The men came to the village and took them away. They tied them with ropes and made them walk a long way. Some of the men hit the girls with sticks or with their guns, to make them go faster. Someone fell, and stayed on the ground. She turned her face. OYELLA. Our Oyella. One of the gunmen shouted to her to get up. On her face was fear, and then, nothing. She was ready to die.
-Do you want to rest? the man asked.
-Yes, she said in a weak voice.
-You can have your wish, he laughed as he shot her between the eyes.
She made no sound. Later, the other girl ran away and came to Gulu Hospital.'
Laker stops rocking. She's breathing fast. She starts laughing wildly, crazily. I leave her bedside and run outside. I cry. In the photo Oyella's smile has gone and so has her face. Instead, there's a patch of grey. I stare at the sky. It's still blue, and the hospital still stands there.
'Oyella is dead,' I tell Okema that evening.
'I'm sorry,' he says and holds my hand. We sit close together on the veranda. It's another cold, starry night. I look up at the sky and see a full moon. Perhaps the gods up there are looking down at us and laughing at our misery.
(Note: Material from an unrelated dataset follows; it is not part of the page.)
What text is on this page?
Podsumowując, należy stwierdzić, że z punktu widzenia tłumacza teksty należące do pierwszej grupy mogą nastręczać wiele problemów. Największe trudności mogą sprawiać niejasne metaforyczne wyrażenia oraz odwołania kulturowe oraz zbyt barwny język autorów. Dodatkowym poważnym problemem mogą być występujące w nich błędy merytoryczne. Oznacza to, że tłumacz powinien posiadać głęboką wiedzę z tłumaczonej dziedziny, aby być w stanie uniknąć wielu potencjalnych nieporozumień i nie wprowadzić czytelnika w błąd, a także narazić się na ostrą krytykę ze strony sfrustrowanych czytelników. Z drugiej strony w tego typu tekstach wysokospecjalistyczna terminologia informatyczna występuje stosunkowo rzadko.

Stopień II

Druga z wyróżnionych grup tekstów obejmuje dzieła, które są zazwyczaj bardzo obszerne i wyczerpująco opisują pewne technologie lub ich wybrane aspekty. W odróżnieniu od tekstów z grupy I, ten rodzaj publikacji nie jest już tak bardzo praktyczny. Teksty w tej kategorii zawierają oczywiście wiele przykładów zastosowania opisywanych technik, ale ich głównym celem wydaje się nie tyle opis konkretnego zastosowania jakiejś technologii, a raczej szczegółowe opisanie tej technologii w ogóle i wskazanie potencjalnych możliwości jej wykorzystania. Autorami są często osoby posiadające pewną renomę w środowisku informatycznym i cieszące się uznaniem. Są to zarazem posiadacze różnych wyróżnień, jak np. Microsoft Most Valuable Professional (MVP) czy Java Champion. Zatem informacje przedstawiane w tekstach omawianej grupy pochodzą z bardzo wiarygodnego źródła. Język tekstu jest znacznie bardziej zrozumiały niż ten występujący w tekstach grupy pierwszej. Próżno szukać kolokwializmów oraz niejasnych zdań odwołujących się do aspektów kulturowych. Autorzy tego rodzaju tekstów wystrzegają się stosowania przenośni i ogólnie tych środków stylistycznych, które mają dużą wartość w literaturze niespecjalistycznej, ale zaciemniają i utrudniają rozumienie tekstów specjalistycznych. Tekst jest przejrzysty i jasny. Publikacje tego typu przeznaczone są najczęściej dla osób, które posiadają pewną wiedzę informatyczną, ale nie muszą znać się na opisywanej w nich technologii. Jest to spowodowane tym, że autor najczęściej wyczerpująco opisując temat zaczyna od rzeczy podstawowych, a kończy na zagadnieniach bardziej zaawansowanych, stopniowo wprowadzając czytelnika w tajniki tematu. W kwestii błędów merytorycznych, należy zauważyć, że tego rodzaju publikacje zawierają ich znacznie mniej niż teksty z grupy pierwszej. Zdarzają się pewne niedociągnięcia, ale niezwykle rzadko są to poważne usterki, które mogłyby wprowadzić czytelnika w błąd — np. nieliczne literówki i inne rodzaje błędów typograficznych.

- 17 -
'One day this will end,' Okema says.
'Yes,' I say hopelessly.
Today Laker smiles brightly when she sees me. She looks different now, with her hair cut and clean. The wild look has gone. As I sit beside her, she touches the scar under my chin.
I help her off the bed. We walk slowly to the door and go outside, where we sit under the large mango tree. She likes it here, and lies on her back with her head on my knees. I don't know how long we sit there under the mango tree. We watch the sun disappear and see the shadows get longer as they fall on the hospital windows. Laker lifts her head and looks at me.
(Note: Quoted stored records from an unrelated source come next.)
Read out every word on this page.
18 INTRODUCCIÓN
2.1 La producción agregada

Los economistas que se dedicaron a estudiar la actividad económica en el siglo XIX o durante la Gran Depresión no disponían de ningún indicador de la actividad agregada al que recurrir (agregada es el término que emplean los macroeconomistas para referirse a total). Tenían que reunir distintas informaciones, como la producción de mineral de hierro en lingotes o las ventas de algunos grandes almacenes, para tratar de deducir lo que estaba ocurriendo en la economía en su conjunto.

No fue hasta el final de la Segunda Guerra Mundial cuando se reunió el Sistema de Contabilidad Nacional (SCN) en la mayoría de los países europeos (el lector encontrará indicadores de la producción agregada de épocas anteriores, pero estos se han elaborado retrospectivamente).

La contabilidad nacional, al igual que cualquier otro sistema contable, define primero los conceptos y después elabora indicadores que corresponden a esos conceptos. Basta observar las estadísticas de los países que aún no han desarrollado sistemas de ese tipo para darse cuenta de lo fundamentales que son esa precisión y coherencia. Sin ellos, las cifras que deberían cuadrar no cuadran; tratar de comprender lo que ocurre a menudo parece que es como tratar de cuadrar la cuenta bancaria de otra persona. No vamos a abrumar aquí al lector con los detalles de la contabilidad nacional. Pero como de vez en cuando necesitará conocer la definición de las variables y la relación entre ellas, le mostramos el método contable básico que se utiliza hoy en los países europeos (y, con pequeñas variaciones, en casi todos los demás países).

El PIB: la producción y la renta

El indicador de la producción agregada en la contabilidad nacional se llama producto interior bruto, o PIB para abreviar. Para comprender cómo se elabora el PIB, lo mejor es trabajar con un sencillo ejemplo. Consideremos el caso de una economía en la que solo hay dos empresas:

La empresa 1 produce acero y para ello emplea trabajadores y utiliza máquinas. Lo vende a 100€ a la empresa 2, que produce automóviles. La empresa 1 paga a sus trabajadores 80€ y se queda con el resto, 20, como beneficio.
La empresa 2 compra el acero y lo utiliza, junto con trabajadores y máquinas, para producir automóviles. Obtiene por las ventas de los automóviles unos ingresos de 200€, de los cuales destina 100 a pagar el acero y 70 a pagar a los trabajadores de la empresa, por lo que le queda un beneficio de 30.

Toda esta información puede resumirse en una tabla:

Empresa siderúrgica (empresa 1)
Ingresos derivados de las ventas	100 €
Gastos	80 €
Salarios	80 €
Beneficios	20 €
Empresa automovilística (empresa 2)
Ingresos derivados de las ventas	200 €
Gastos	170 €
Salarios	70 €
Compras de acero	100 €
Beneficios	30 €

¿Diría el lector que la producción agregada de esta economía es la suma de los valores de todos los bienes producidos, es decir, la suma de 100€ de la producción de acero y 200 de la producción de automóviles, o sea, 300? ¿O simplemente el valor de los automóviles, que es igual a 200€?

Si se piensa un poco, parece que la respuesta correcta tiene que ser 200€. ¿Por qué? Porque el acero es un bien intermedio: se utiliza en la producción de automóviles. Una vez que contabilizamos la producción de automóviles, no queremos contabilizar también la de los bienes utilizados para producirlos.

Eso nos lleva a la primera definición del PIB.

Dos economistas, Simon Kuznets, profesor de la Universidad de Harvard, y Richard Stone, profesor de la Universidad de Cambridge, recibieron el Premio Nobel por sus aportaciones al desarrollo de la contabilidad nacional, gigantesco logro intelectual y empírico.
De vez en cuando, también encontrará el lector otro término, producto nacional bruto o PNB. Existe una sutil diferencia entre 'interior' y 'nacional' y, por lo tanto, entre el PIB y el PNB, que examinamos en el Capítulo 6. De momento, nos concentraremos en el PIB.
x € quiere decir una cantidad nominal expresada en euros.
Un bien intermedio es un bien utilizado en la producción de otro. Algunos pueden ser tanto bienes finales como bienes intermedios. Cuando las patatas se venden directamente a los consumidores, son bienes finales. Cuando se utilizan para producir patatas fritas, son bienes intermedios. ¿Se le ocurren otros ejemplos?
'What's that song we used to sing?' she asks.
I smile. 'Min latin do, tedo i dye wor... My mother is cooking at night,' I sing quietly.
She closes her eyes and listens to me. Then she opens her eyes. I feel her looking fixedly at my scar, then at my neck. She laughs lightly.
'Atita, bangle-necked Atita,' she whispers.
A smile comes to her lips, very slowly, it lights up, and burns brightly like a flame. She remembered!